Allí se quedaron los relatos, pero Fabricio insiste una y otra vez. La última idea que le vino en mente fue la de un hombre que pierde un libro. Un amigo se lo había enviado de cierto sitio lejano. Se trata de una novela. El protagonista, del cuento, no de la novela, ha comenzado a leerla y queda enganchado. Lastimosamente la pérdida le impide conocer el final de la historia que se relata. Comenzó a escribirla una mañana de domingo. La historia pintaba bien. Se detuvo un momento para preparar su desayuno y leer algo de la prensa matutina. Luego lo llamó un amigo y quedaron de encontrarse para almorzar y tomar unas cervezas. Regresó a su apartamento en la noche y se derrumbó sobre la cama. Al día siguiente el dolor de cabeza no lo dejó en paz hasta pasadas las diez de la mañana. Ya por la tarde intentó regresar al cuento. Por mucho que buscó el bolígrafo no apareció por ningún lado. Concluyó entonces que la historia tampoco valía la pena. De igual forma quedaba claro que si al protagonista se le había perdido el libro sólo tenía que buscarlo por Internet, comprarlo en una librería virtual y en unos cuantos días lo recibiría. Así, sabría de una el final de la novela. No valía la pena que el protagonista de la historia armara tanto alboroto por la pérdida y que Fabricio insistiera en el relato.

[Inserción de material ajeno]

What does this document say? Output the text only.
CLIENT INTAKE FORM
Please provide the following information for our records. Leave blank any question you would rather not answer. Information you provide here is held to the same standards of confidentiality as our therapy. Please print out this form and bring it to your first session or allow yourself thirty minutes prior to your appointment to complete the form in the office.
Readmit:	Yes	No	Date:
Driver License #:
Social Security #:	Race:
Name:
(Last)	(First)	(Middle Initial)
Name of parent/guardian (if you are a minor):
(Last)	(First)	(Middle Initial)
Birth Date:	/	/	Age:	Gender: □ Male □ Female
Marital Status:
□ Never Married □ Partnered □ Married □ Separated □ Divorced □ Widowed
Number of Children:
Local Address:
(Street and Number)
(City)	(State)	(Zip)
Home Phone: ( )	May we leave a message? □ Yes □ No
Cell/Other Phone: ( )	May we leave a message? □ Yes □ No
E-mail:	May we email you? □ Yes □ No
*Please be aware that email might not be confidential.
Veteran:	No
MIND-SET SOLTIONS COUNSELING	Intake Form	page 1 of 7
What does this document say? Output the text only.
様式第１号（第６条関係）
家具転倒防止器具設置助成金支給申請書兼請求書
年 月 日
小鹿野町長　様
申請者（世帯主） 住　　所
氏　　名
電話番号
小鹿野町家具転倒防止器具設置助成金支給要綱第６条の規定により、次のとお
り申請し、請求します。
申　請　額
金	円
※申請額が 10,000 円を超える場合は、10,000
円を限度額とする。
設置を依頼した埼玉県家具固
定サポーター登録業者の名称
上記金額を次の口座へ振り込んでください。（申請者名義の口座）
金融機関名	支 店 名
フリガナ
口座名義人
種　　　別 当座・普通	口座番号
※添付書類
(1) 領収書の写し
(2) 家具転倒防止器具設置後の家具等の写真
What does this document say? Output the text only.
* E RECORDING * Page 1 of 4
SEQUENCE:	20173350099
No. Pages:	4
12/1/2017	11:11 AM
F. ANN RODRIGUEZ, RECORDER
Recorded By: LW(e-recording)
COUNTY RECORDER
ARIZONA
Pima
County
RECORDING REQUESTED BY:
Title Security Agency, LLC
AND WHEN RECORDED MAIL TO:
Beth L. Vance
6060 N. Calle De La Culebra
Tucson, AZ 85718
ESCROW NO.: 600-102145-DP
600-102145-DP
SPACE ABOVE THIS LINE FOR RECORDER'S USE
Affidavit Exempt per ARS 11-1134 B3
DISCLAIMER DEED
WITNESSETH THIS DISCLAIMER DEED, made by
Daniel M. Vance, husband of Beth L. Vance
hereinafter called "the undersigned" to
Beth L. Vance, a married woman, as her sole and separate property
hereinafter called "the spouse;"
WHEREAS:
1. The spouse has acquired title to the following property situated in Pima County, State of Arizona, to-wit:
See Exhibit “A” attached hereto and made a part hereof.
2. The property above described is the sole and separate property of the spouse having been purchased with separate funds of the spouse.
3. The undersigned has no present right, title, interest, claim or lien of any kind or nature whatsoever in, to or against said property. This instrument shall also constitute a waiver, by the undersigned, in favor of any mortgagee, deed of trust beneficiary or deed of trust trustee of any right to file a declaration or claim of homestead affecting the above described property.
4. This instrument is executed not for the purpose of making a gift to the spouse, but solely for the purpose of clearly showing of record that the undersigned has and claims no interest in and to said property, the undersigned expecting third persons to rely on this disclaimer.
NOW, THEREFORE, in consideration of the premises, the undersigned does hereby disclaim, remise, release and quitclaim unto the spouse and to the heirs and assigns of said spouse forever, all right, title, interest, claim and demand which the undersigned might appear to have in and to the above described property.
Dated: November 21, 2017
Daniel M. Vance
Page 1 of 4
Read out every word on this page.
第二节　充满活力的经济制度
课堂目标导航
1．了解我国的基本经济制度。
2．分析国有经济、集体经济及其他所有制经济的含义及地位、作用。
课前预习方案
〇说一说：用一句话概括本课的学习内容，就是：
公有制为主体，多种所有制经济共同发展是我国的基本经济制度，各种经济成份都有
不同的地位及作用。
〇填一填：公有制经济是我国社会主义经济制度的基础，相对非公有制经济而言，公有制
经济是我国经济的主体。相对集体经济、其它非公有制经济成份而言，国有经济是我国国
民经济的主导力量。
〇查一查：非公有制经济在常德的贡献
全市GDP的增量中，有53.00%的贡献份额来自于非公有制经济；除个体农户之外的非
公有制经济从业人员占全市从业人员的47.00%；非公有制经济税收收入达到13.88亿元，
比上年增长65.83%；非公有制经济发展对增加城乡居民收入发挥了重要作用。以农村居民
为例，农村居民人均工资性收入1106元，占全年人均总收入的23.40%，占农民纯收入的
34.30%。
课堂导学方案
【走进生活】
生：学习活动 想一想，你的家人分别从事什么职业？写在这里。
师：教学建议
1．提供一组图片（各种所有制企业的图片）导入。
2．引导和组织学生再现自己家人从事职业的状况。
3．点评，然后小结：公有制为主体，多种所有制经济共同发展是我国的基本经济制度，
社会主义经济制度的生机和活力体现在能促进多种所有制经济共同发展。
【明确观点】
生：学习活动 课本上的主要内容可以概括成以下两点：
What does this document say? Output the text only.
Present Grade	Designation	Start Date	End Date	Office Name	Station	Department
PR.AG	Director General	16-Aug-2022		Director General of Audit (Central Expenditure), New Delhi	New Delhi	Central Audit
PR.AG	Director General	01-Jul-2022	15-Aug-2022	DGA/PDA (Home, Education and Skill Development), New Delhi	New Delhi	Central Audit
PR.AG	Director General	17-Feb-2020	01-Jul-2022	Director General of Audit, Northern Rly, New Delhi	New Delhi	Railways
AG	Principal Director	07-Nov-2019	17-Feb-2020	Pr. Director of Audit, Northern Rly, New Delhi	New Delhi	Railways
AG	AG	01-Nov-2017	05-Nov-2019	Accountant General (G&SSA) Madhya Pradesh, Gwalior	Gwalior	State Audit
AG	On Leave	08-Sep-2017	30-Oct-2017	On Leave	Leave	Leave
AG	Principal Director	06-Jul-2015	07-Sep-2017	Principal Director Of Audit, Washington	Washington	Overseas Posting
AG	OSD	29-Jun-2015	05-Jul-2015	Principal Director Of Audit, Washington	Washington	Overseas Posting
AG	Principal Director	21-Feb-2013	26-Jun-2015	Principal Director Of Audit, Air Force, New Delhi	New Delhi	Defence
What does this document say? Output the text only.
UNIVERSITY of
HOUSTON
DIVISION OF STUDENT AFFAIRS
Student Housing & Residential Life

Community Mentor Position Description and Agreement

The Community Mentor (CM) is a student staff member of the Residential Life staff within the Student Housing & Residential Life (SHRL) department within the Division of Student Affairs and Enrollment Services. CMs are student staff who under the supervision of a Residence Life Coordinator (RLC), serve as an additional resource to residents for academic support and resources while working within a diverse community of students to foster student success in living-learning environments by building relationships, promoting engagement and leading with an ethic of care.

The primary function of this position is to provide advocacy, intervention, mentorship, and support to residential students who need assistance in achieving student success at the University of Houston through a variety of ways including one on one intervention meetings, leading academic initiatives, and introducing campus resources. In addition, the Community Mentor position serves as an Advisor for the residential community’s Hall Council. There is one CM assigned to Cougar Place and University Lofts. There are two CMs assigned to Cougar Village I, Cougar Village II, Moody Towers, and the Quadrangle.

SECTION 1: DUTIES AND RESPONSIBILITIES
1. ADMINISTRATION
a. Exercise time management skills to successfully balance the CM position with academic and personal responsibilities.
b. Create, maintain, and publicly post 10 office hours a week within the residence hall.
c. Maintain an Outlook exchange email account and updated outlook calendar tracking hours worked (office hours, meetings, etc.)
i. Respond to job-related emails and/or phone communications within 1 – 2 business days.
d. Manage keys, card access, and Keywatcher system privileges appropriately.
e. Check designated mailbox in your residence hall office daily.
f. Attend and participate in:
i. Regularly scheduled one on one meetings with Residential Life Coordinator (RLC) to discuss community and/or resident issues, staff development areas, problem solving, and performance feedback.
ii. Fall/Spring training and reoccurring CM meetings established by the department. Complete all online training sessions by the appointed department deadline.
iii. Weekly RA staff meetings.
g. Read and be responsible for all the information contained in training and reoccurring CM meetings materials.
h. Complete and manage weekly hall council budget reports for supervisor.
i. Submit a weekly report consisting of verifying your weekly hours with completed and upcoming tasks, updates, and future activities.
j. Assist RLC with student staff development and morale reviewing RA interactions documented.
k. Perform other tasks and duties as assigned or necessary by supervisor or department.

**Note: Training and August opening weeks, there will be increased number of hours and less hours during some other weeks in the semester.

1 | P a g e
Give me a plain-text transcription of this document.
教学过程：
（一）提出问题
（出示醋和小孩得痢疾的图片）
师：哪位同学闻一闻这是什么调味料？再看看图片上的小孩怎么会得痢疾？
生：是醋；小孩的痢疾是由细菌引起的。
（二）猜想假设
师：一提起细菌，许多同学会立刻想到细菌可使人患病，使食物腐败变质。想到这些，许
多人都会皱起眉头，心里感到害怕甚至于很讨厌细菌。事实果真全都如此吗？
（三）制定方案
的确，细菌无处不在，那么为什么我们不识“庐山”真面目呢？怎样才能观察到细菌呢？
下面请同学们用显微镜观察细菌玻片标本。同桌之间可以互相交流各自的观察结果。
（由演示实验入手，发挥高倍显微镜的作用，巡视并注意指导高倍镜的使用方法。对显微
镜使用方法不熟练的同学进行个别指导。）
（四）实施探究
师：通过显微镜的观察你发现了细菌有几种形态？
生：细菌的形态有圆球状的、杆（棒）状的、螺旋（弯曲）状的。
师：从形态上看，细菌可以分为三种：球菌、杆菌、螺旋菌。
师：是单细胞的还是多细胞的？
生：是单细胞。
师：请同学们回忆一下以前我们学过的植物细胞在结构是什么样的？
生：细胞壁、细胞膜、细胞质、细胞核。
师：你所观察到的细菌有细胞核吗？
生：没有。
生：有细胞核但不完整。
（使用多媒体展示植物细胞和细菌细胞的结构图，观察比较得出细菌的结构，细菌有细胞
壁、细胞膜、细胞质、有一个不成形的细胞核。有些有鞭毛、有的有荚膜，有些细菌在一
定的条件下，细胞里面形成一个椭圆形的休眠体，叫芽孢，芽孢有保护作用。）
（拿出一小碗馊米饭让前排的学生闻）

Sólo falta esperar que surja la idea. Y espera la idea pacientemente. Ojalá no demore mucho.

Habrá que esperar otra idea. Quizá se aparezca mañana, en un mes, en un año. Fabricio ha comprado un nuevo lapicero, negro y fino, listo para empezar la historia que lo convertirá en el gran cuentista del país, de toda la lengua española. Por fin podrá renunciar a su monótona oficina y vivir entre viajes, hoteles, conferencias, entrevistas, ferias y lanzamiento de libros. Admirado por todos, no tendría problema en escoger una o varias mujeres con las que desfogarse de vez en cuando. Sólo falta esperar que surja la idea. Y espera la idea pacientemente. Ojalá no demore mucho, no vaya a ser que cuando aparezca la tinta que guarda el esfero se haya secado y sea imposible iniciar el relato. Tiembla.